Ativistas consideram “imoral” indulto do Presidente a Emília Pires e Madalena Hanjam permitido por “esquema do Parlamento”

A alteração da Lei permite que Presidente indulte cidadãos que não estejam presos/Foto: Diligente

As duas ex-governantes, condenadas por participação económica em negócio, foram indultadas pelo Presidente da República com base na nova Lei do Indulto. Preocupados com o setor da justiça, ativistas consideram que alteração à lei foi aprovada no Parlamento Nacional para permitir a concessão do indulto a  Madalena Hanjam e Emília Pires. PDJH vai pedir fiscalização abstrata da lei.

A concessão de indulto do Presidente da República a Emília Pires, ex-ministra das Finanças, e Madalena Hanjam, ex-vice-ministra da Saúde, condenadas por participação económica em negócio, está a receber fortes críticas. Ramos Horta diz ter indultado as ex-governantes por considerar a condenação “injusta”. Juristas, ativistas e cidadãos classificam este indulto de “imoral” e mostram-se preocupados com o enfraquecimento do setor da justiça e promoção da corrupção no país.

Em causa está o facto de o indulto, divulgado esta quinta-feira (14/12), ter sido concedido com base numa nova Lei do Indulto, promulgada dois dias antes, e que exclui o critério da necessidade do cumprimento de um terço da pena. É também criticado o facto de ser concedido a alguém que “fugiu à justiça”, Emília Pires, publicamente defendida pelo Primeiro-Ministro, Xanana Gusmão, apoiante da candidatura de Ramos Horta à Presidência.

A nova lei de concessão de indulto e comutação de pena, promulgada esta terça-feira (12/12), exclui, além de critérios como o cumprimento de pelo menos um terço da pena, crimes insuscetíveis de perdão e a necessidade de um bom comportamento na prisão.

Para Armindo Moniz Amaral, jurista timorense, a alteração da Lei de indulto é “um grande esquema do Parlamento Nacional, que está a preparar condições para que todos os crimes sejam perdoados, principalmente a corrupção, um crime que deve ser combatido sem tolerância”.
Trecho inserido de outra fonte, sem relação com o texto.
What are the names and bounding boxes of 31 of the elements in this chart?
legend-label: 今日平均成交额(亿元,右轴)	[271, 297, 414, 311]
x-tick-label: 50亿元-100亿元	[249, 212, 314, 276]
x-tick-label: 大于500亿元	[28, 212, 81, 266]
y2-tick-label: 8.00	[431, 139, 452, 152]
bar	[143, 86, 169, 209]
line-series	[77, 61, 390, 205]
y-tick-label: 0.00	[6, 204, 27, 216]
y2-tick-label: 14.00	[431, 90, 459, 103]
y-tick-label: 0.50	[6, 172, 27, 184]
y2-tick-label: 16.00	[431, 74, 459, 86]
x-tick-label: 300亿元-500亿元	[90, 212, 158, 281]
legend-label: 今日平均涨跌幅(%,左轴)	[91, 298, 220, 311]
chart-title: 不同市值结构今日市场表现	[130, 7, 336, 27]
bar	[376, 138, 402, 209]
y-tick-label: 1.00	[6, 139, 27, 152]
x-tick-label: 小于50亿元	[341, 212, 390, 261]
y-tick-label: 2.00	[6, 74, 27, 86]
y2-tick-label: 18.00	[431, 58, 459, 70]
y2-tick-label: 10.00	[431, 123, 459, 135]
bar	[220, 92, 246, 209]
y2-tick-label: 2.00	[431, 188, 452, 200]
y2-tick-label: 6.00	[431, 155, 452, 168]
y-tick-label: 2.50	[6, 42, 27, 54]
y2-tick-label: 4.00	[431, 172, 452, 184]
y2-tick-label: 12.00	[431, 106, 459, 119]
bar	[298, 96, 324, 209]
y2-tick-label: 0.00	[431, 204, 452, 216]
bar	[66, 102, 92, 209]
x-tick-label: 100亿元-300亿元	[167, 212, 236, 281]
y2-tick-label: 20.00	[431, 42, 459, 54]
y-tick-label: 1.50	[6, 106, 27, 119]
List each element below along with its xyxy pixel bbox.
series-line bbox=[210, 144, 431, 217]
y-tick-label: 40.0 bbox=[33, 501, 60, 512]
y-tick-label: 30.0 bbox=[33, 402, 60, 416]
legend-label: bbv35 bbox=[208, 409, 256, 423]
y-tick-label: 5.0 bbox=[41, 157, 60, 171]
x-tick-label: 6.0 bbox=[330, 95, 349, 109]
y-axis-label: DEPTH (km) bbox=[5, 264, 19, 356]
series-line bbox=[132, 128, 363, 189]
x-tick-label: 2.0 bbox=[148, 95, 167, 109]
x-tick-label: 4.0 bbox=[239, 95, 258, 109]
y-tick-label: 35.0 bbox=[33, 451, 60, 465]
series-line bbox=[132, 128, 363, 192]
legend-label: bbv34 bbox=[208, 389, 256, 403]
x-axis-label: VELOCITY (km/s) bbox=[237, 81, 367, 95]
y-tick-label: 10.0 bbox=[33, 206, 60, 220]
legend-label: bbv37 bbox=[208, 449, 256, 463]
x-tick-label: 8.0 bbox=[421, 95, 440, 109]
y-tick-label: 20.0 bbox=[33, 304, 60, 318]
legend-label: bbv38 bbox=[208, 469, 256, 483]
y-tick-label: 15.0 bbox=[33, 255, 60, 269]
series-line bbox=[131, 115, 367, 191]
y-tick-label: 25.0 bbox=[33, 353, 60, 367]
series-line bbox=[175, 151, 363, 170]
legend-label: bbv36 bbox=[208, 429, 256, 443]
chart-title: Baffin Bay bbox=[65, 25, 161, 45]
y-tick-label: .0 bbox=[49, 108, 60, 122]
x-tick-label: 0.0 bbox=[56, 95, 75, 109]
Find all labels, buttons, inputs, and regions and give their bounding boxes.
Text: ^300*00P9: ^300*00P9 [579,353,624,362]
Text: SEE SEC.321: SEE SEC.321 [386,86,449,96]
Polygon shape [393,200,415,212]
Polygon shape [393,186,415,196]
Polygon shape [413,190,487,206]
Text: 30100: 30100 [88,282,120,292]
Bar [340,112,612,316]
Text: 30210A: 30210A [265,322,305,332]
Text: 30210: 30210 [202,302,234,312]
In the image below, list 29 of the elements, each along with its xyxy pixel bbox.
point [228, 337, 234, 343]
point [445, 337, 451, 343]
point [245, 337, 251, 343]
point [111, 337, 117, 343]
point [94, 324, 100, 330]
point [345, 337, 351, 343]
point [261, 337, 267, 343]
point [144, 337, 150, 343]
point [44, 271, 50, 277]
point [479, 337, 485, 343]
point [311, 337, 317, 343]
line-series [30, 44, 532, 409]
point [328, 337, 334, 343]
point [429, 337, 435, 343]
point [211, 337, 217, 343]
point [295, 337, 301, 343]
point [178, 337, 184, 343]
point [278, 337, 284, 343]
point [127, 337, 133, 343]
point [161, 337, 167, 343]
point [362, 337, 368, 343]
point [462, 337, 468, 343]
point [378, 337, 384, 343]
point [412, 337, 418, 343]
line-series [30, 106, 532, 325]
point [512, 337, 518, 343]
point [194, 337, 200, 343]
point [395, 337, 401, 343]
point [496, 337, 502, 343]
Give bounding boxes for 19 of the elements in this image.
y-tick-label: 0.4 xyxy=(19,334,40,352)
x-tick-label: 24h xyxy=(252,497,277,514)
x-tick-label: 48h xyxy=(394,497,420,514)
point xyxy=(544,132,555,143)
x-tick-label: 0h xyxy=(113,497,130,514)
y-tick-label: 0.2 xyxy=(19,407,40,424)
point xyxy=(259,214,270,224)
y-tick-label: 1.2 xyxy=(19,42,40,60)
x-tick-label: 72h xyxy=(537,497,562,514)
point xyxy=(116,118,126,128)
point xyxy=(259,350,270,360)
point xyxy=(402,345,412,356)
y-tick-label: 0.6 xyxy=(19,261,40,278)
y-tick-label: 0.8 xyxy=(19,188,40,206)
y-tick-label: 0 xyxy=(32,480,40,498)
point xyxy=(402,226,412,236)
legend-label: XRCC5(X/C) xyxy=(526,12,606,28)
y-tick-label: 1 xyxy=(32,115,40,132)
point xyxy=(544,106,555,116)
O jurista considera que o indulto concedido a Emília Pires e Madalena Hanjam é injusto e os líderes têm como intenção apagar a pena que deveriam cumprir. “De acordo com a anterior lei sobre o indulto, as duas ex-líderes não tinham a possibilidade de serem perdoadas, mas o Parlamento Nacional eliminou os critérios que impossibilitavam o perdão, tornando-as merecedoras de indulto”, explicou.

Armindo Amaral sublinha ainda que, por se ter ausentado do país e não ter colaborado com o Tribunal, Emília Pires não só humilhou a justiça nacional como também enfraqueceu a confiança do povo perante os Tribunais e “por causa disso, a sua pena deveria ser aumentada”.

“Imoral” é como Miguel Monsil classifica o indulto: “É a decisão mais imoral que alguma vez aconteceu por parte de um Presidente de Timor-Leste”. Para o ativista, quem comete corrupção “não merece ser indultado, porque não o faz por dificuldades financeiras, mas meramente por ganância de acumular riqueza”.

Monsil reconhece, no entanto, que todos os indultos concedidos a pessoas que cometeram crimes graves, nomeadamente Rogério Tiago Lobato, que distribuiu armas na crise de 2006, não são suscetíveis de perdão. Porém, olha para o indulto a Emília Pires como algo grave, “uma vez que esta fugiu do processo judicial timorense e o Presidente está a contrariar as expectativas do povo, que exigiu que trouxessem a condenada de volta para cumprir a pena”.

O ativista diz ter suspeitado, aquando da aprovação da Lei em novembro no Parlamento, que seria dada liberdade a Emília Pires e Richard Dashbach, o ex-sacerdote condenado por pedofilia em Oecússe. “A primeira, que nunca entrou na prisão, já foi. É muito provável que o segundo, que está preso, seja no próximo ano”, referindo-se à possível influência de Xanana Gusmão, que tem defendido abertamente o recluso perante Ramos Horta, por ser politicamente apoiado pelo atual primeiro-ministro.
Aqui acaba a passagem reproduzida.